Apparizioni pasquali è la traduzione in forma poetica di una delle primissime manifestazioni di Cristo Risorto ai suoi discepoli. In questo caso alle donne, che la tradizione ecclesiale ci informa essersi recate al sepolcro di Cristo alle primissime ore del mattino, quando era ancora buio. L’intera composizione del testo evoca una rilettura sinottica dell’Evento Pasquale, nel senso che in esso convergono elementi provenienti dai quattro racconti evangelici, tutti inerenti ai “racconti delle apparizioni”. Ne scaturisce una sorta di Inno sacro, dal sapore introspettivo, per il fatto che indaga quei pensieri e sentimenti che attraversano le donne nel momento in cui rimangono letteralmente basite dinanzi alla scoperta della tomba vuota. Turbate dall’accaduto, si scambiano sguardi accompagnati da muti interrogativi; e mentre “bisbigliano” ancora tra loro gli eventi dolorosi della passione, improvvisamente percepiscono nell’aria il “fruscio” di un “vento leggero”, che sembra far loro comprendere il senso di quell’inattesa scoperta. E “quella pietra, / per tutti, sigillo di morte”, diventa ora il segno della risurrezione di Cristo, trasformando quell’inaudito dolore, provocato dalla sua passione e morte, in una straordinaria “ventura divina” che cambierà per sempre la vita dei suoi discepoli. Ancora “Sbigottite”, le donne vanno velocemente a portare la notizia ai discepoli, arroccati nel Cenacolo per paura dei Giudei. Ma tra di esse Maria, preferisce rimanere al sepolcro, in un atteggiamento di attesa, tipico di chi, fortemente innamorata del suo Signore, non riesce a trovare una ragione che consoli il suo dolore, quando inaspettatamente si sente chiamare per nome: “Maria”. Dal tono di voce riconosce quello del suo Maestro, “ed ella sorpresa, / sprizzando di gioia, / irraggia per prima / del Verbo la gloria”. Tra tutti i discepoli Maria Maddalena diventa così la prima testimone della Risurrezione di Cristo Risorto. Ne consegue un annuncio che “irraggia di luce la Vita”: “È Pasqua!”. Nonostante il tempo trascorso da allora, quel grido “Erompe” ancora nella storia.

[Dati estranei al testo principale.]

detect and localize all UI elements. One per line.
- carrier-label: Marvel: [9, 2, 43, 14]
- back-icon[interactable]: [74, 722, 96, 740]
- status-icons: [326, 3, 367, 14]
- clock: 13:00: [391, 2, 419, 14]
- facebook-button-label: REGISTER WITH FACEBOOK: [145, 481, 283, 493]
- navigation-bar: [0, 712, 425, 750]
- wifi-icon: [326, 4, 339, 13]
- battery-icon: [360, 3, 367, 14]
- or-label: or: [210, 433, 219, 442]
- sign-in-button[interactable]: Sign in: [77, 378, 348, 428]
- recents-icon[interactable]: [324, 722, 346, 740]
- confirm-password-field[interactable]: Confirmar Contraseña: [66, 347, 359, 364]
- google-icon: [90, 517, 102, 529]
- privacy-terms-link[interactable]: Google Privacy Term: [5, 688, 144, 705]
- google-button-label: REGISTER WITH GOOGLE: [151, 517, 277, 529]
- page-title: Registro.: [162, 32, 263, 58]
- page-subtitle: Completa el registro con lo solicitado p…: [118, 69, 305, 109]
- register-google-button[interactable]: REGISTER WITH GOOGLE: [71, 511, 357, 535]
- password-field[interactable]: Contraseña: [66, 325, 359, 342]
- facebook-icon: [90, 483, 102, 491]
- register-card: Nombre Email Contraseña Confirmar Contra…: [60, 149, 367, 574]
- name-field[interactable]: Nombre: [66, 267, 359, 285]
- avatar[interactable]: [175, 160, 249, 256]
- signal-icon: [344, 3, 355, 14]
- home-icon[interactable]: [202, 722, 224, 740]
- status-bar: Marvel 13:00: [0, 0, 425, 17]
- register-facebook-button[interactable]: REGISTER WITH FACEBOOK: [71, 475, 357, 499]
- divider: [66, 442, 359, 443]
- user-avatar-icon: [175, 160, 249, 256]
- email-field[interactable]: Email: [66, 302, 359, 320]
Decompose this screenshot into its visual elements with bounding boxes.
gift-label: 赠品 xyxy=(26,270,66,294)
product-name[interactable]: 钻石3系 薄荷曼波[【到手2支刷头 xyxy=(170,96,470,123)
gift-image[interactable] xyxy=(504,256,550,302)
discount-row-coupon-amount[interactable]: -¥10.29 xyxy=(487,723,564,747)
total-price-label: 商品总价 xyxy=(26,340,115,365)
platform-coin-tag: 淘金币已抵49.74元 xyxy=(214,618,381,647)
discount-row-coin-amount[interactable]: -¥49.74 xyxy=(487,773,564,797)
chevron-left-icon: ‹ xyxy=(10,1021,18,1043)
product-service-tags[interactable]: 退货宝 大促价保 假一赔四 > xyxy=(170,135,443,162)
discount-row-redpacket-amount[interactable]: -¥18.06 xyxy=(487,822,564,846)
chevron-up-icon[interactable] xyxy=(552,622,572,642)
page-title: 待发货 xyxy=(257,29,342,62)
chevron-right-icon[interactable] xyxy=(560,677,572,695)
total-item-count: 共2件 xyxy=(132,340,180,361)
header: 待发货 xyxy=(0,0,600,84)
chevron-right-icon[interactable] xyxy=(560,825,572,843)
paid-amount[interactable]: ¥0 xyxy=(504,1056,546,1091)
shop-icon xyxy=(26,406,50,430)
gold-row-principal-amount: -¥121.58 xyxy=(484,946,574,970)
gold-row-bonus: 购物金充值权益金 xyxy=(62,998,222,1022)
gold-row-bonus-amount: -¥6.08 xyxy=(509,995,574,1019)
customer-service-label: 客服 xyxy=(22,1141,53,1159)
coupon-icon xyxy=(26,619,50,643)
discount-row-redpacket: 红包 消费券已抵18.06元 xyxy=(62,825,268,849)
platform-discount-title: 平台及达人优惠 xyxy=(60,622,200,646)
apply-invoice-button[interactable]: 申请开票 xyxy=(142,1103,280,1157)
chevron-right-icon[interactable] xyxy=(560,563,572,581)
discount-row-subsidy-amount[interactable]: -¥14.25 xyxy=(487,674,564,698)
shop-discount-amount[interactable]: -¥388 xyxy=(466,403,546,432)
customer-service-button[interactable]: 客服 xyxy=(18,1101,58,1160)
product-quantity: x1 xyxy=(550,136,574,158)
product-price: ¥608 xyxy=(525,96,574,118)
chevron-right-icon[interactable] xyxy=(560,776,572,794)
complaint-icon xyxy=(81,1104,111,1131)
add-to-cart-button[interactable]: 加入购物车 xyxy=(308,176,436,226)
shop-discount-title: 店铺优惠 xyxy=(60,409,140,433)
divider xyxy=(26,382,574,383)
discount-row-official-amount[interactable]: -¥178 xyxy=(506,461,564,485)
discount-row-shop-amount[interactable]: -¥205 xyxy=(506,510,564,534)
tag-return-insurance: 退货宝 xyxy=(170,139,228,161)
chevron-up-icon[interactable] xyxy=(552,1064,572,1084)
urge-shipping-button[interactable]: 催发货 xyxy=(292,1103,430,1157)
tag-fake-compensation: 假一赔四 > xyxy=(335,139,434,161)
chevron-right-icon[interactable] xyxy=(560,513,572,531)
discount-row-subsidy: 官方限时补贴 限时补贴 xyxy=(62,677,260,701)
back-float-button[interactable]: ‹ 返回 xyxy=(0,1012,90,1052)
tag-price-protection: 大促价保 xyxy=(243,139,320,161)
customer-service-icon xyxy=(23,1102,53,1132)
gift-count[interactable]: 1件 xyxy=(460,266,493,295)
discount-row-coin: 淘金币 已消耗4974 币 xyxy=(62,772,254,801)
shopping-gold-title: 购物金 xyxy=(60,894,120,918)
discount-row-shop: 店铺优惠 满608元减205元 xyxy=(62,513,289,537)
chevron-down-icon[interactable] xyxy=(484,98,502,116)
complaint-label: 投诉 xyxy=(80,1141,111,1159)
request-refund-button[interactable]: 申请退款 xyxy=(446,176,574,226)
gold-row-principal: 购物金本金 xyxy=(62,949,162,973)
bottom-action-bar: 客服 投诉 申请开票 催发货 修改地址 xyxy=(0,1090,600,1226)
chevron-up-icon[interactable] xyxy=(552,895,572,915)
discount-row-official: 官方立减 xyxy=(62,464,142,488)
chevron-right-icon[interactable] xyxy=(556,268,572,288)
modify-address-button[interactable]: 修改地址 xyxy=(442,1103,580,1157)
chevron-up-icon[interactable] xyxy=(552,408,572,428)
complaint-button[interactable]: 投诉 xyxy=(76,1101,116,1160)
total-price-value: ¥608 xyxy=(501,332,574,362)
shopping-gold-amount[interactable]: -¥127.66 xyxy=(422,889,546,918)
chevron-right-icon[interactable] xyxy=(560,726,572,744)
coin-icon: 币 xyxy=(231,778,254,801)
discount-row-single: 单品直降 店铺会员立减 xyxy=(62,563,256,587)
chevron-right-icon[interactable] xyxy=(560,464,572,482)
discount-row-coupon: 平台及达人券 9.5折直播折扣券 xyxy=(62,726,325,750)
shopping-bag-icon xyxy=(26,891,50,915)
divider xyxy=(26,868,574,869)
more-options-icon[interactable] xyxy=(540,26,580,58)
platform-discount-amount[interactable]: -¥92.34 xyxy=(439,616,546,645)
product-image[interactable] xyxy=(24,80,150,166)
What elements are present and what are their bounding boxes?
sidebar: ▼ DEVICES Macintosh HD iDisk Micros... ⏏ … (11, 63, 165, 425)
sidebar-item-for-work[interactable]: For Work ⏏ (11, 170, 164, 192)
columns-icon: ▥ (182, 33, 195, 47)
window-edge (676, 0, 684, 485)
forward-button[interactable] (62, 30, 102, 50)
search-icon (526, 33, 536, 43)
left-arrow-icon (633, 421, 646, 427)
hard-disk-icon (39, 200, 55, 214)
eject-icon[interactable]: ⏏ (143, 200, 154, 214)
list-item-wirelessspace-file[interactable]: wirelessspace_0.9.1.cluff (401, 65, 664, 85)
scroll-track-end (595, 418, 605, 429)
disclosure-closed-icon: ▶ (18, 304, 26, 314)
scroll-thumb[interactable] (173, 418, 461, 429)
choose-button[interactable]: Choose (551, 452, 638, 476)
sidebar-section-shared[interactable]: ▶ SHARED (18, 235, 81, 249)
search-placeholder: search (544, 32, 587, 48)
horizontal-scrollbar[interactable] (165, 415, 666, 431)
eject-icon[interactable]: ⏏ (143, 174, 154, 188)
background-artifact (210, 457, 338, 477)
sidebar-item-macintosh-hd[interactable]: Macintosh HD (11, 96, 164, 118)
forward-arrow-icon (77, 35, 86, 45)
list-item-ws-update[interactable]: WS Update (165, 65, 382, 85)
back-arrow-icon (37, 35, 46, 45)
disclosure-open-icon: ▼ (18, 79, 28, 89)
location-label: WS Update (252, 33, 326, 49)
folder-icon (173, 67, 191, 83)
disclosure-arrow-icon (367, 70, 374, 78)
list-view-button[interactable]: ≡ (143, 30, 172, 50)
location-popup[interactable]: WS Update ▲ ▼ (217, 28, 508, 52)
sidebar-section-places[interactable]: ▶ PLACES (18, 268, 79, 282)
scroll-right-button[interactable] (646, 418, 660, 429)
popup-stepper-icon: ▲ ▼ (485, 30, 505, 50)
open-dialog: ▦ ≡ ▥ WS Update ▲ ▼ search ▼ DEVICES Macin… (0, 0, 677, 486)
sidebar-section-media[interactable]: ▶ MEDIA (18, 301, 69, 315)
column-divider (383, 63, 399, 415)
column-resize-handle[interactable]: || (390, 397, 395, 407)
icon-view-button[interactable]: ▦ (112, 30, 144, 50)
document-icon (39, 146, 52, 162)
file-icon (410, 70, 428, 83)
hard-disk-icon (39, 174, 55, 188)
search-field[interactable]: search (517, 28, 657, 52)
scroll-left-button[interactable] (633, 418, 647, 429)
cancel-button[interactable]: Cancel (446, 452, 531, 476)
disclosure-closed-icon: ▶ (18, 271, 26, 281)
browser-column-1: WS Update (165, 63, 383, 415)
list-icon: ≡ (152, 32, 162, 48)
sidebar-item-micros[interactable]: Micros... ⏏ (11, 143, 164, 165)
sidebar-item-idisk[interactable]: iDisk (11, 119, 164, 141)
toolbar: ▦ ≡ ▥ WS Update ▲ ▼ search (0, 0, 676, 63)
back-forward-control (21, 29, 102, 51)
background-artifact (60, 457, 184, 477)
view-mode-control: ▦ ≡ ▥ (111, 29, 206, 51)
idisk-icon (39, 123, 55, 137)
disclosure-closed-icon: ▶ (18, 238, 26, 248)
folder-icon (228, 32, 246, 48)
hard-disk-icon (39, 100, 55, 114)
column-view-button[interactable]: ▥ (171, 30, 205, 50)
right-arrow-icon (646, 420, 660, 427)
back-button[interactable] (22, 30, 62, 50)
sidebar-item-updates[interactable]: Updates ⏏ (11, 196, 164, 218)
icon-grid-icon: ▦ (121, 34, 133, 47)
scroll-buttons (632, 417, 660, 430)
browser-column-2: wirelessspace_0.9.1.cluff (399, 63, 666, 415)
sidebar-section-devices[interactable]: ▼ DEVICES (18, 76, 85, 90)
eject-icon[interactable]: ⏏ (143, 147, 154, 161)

“Poi viene la sera”. È il versetto con cui il lettore viene trasportato immediatamente dal “mattino di Pasqua” alla “sera di quello stesso giorno” (Gv 20,19; Lc 24,29) e precisamente nella scena dei discepoli di Emmaus, quando Gesù si rivela nell’atto dello “spezzare il pane”, dopo aver a lungo “spezzato la parola” della Scrittura, “mentre era con loro in cammino”. Quella rinnovata apparizione inaugura una nuova forma d’esistenza di Cristo in mezzo ai suoi discepoli e nel mondo: non più fisicamente, ma “misticamente” sotto le specie eucaristiche, realizzando così quella promessa fatta prima di ascendere al Cielo: “Io sarò con voi tutti i giorni, fino alla fine del tempo” (Mt 28,20). Pertanto, tutte le volte che la comunità ecclesiale fa memoria di questo evento attraverso la celebrazione eucaristica, attesta la sua risurrezione come un evento che accade “perenne nel tempo”.